HugoFara / lwt

Learn languages by reading! A language learning app stemmed from Learning with Texts (LWT).
https://hugofara.github.io/lwt/
The Unlicense
169 stars 19 forks source link

[not a bug?] MeCab can't be used for word splitting and pronunciation unless the language is named exactly "Japanese" #103

Closed alk0 closed 1 year ago

alk0 commented 1 year ago

Describe the bug

It is possible (and may be desirable) to create a duplicate copy of the same L2 (study) language - e.g. one Japanese-English pair with spaces and one with MeCab parsing (my case), or Japanese-English and Japanese-(other language) or whatever. The problem is - MeCab is available only when the name of the language is exactly "Japanese". For word splitting the option to select a method disappears the second the name is changed, for pronunciation it just doesn't work anymore. Maybe I'm doing something wrong, but this is how it looks to me.

To Reproduce

  1. Go to Languages, create a new "Japanese" language (or use an existing one)
  2. Change the name in Study Language "L2": field to "Japanese1" or whatever
  3. Selecting RegExp Word Characters: method becomes unavailable immediately; MeCab-generated pronunciation (the one for Romaniz.: field) stops working.

Expected behavior

MeCab is still available when the name of the language is changed.

Proposal for a fix

As a quick fix: maybe it would be the easiest to check if the language name starts with "Japanese" or contains it instead of equals to?

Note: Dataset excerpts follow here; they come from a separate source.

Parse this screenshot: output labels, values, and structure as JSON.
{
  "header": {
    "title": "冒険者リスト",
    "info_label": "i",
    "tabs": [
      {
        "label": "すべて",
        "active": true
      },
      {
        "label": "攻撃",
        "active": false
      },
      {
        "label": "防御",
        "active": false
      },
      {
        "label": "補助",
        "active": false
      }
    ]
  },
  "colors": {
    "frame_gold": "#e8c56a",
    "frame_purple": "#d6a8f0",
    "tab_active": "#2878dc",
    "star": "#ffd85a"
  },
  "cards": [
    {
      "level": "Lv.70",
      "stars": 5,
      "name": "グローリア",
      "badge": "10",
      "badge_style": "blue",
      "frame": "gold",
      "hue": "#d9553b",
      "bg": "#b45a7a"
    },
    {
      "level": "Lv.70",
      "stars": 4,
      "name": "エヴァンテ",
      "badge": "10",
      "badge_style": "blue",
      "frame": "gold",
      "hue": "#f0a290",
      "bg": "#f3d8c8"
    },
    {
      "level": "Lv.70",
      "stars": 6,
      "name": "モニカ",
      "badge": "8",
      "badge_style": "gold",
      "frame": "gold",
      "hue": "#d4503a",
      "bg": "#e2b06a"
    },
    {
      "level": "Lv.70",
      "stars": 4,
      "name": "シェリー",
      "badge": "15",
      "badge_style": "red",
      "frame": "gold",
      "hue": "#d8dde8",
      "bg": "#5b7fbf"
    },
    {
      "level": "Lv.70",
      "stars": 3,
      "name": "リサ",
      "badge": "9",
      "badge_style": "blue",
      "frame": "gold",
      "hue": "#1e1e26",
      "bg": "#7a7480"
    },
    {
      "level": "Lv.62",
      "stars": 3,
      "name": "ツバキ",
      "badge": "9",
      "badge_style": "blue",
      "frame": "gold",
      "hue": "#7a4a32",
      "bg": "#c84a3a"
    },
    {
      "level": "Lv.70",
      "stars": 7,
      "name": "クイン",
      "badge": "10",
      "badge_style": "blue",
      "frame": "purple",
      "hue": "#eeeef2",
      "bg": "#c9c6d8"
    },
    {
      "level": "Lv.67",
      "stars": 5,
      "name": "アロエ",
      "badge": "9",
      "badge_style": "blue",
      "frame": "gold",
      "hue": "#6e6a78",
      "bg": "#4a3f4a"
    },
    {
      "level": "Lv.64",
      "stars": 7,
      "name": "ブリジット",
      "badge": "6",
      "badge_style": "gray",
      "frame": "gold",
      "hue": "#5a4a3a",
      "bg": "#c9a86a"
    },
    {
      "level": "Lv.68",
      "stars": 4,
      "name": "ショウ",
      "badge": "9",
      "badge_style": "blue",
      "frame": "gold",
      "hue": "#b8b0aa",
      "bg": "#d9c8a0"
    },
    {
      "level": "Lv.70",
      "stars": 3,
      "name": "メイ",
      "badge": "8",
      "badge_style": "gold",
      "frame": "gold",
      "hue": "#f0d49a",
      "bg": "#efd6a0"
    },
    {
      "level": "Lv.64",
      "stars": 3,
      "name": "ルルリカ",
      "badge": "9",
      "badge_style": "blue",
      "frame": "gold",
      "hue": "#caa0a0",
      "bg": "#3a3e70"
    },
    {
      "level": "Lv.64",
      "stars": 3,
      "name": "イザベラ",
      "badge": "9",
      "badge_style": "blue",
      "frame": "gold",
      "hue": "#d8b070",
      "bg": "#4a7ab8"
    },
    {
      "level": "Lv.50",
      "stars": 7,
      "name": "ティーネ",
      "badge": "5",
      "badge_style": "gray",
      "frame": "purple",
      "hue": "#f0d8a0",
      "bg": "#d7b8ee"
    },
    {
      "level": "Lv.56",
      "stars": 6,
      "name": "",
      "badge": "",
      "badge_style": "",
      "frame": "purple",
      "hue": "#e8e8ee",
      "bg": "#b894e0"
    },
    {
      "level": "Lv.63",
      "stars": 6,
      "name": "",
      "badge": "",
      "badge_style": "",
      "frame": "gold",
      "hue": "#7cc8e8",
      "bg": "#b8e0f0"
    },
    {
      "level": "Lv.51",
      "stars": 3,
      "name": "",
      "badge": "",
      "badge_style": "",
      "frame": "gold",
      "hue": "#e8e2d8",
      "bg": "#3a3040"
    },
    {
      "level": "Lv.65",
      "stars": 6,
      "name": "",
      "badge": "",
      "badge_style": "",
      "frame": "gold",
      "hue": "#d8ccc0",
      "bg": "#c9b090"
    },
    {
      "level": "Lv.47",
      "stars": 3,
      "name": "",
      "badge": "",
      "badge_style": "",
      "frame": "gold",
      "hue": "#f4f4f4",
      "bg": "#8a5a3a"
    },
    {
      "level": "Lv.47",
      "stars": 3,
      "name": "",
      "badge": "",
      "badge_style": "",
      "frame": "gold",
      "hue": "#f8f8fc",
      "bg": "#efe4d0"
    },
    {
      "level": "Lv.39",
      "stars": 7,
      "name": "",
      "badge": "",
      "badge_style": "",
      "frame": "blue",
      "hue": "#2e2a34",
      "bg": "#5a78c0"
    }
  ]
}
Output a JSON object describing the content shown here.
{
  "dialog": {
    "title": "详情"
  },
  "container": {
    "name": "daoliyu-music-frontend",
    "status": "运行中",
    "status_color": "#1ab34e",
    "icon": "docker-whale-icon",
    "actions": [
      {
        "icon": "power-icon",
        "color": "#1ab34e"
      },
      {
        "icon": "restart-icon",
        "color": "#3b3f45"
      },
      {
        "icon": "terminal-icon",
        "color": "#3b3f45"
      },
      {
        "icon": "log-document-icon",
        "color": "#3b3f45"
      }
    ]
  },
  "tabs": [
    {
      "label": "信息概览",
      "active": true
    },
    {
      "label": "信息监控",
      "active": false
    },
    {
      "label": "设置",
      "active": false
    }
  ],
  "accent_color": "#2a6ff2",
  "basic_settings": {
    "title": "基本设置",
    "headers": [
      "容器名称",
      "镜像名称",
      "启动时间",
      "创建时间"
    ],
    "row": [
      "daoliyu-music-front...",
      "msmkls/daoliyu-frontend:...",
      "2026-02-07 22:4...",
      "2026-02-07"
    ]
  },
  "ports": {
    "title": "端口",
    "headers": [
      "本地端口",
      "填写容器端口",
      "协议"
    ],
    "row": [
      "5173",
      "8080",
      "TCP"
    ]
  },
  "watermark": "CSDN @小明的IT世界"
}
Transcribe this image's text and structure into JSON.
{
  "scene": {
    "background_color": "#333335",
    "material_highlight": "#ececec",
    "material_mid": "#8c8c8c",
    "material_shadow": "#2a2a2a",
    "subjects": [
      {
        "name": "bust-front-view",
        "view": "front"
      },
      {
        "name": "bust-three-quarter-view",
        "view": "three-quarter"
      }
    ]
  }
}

HugoFara commented 1 year ago

Hi!

Thanks for reaching me, honestly I knew the code behavior would cause some issues, but I did not have straightforward solution at the time I made it. Simply put, the issue is "how should LWT know that the studied language is Japanese?". For the language selection field I'm using language name, but some other parts of the code use dictionary links, etc...

As of today, the only way to have things properly work is to have your "Japanese" language set with "mecab" as regex. You can set any name for Japanese with a generic regex parser.

I haven't decided on a long-term solution yet, I hope my suggestions will be enough for now. Don't hesitate to contact me again if it's still q blocking issue!

alk0 commented 1 year ago

You can set any name for Japanese with a generic regex parser.

Yes, it solves half of the problem, but MeCab-generated spelling is still unavailable in that case, it's rather inconvenient :(

OK, I'll try to come up with some temporary fix for myself maybe. Or maybe I'll just live with it.

HugoFara commented 1 year ago

Hi! I just pushed a new commit that, though not perfect, may help you with your issues. Let's sum it up.

Japanese pronunciation

It is now activated if your parser is "mecab" and (language name is "Japanese" or the translator URL has "ja" as language source). "ja" is Japanese language code, for instance setting https://translate.google.com/?ie=UTF-8&sl=ja&tl=en&text=lwt_term as the translator URL will work.

Japanese parser

Here I think things are not inconvenient. You can always set the regex parser to "mecab" independently from the language name, so that parsing will work. I don't really think a complex move from dev-side is required here :laughing:

Don't hesitate to tell me if your issues persists!